Improving outcome in rheumatic disease by genetic profiling: Fact or fantasy?
Stuart H Ralston1,2
1Centre for Genomic and Experimental Medicine, University of Edinburgh, UK
2Western General Hospital, UK
Abstract Genetic factors play a significant role in the pathogenesis of many rheumatic diseases. Technological advances in genotyping coupled with advances in study have resulted in the identification of several genetic variants with robust evidence of association with common diseases like rheumatoid arthritis, SLE, osteoarthritis, osteoporosis and Paget’s disease of bone. Huge advances have been made in understanding the molecular basis of rare diseases. Together, these studies have provided new insights into the pathophysiology of rheumatic diseases and have identified new molecular targets that can for drug design. Research is now in progress to explore the role of genetic or epigenetic profiling as a means of identifying patients at risk of developing progressive disease or of complications as well as predicting response to drug treatments. The lecture will provide a review of advances in these areas and reflect upon when and where genetic and epigenetic profiling will become part of routine clinical practice.
Update in scleroderma: What’s new?
Timothy RDJ Radstake
Utrecht Infection and Immunity, FOCIS Center of Excellence, Department of Rheumatology & Clinical Immunolog, Laboratory of Translational Immunology, University Medical Center Utrecht, The Netherlands
Abstract Inflammatory diseases encompass a wide palette of chronic and acute conditions, including asthma, rheumatoid arthritis, psoriasis, uveitis, sepsis, HIV and Crohn’s disease, which cover about 60% of health care. Inflammatory conditions often lead to fibrosis which account for ∼50% of deaths in developed world. The underlying cause of acute or chronic inflammation is a deranged immune system bringing harm rather than protection to cells, tissues and body. Despite emerging advances in clinical management (e.g. the use of biologics), we are still at the dawn of completely understanding the overwhelming complexity of all facets and factors that together lead to a derailed immune system.
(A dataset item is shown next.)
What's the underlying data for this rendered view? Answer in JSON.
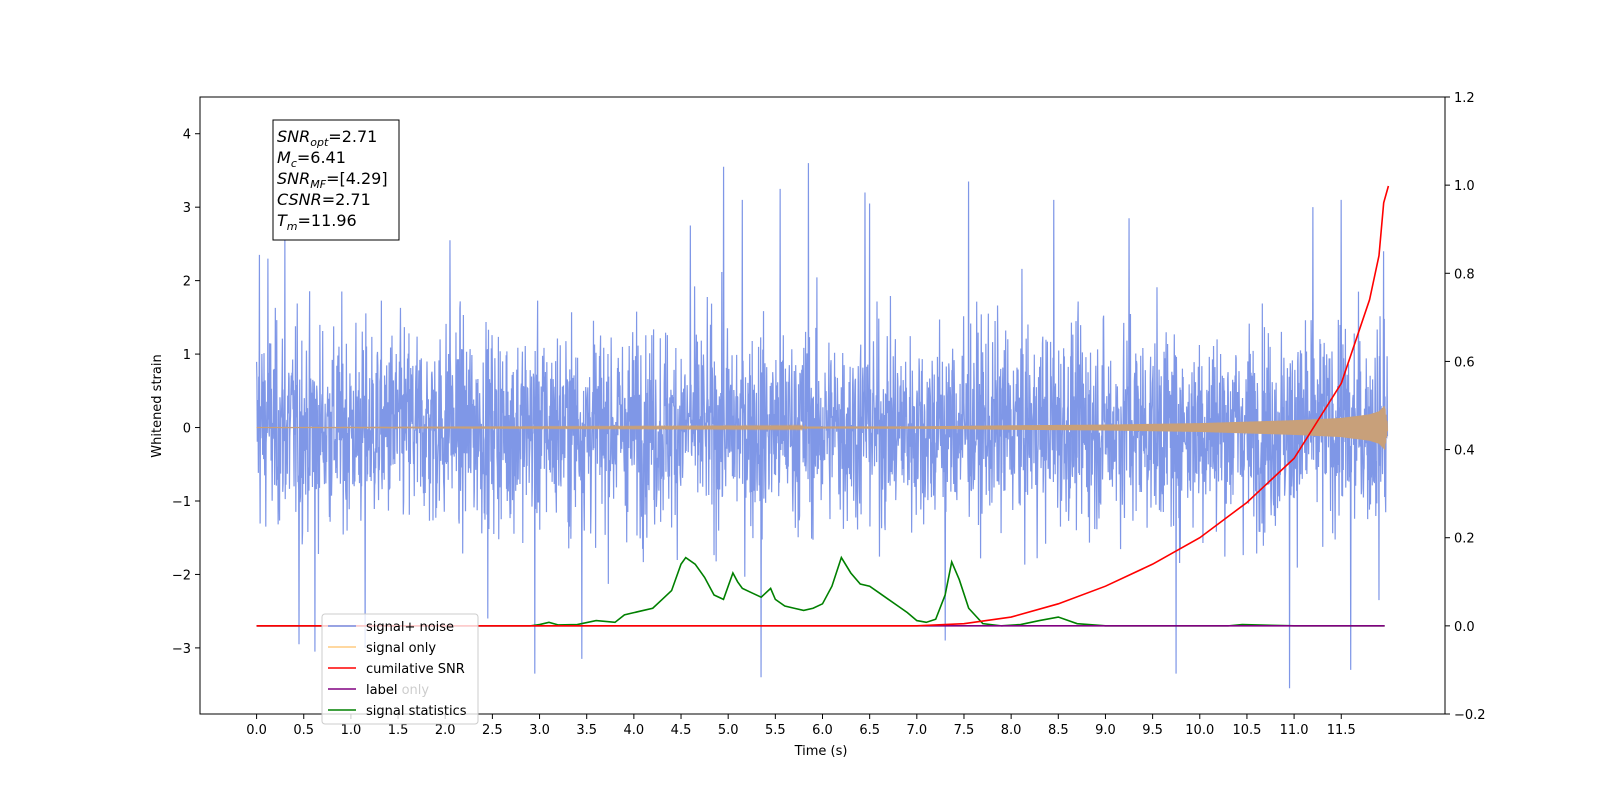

Therefore, current medical regimens are non-targeted resulting in high rates of complications and low clinical efficacy. As a result ∼90% of current therapies fail in ∼60% of the patients which is absolutely staggering given the amount of money invested in the development of novel drugs. We believe that all of this can be explained by the enormous complexity and plasticity of the immune system that is not fully explored by the reductionist’s research approaches applied hitherto. Hence, a more holistic approach is needed focusing on isolated immune cell subsets, levering multiple omics layers and exploiting computational analysis to integrate all data elements with the sole purpose to identify patient-specific causative molecular pathways for therapeutic targeting (personalised medicine). I will explain how we harnessed the systems medicine approach to better understand what factor led to derailed immune systems in systems sclerosis (SSc). I will demonstrate that plasmacytoid dendritic cells (pDCs) are the driving force in SSc. Furthermore, pDCs are altered on the molecular level far before the clinical onset of SSc and that these alterations are on multiple regulatory layers including the transcriptome as well as the epigenome of these cells. Lastly, I will demonstrate that integration and computational analysis of the different OMICS layers lead to the identification of molecular targets within inflammatory disease that cross so-called diagnostic pillars.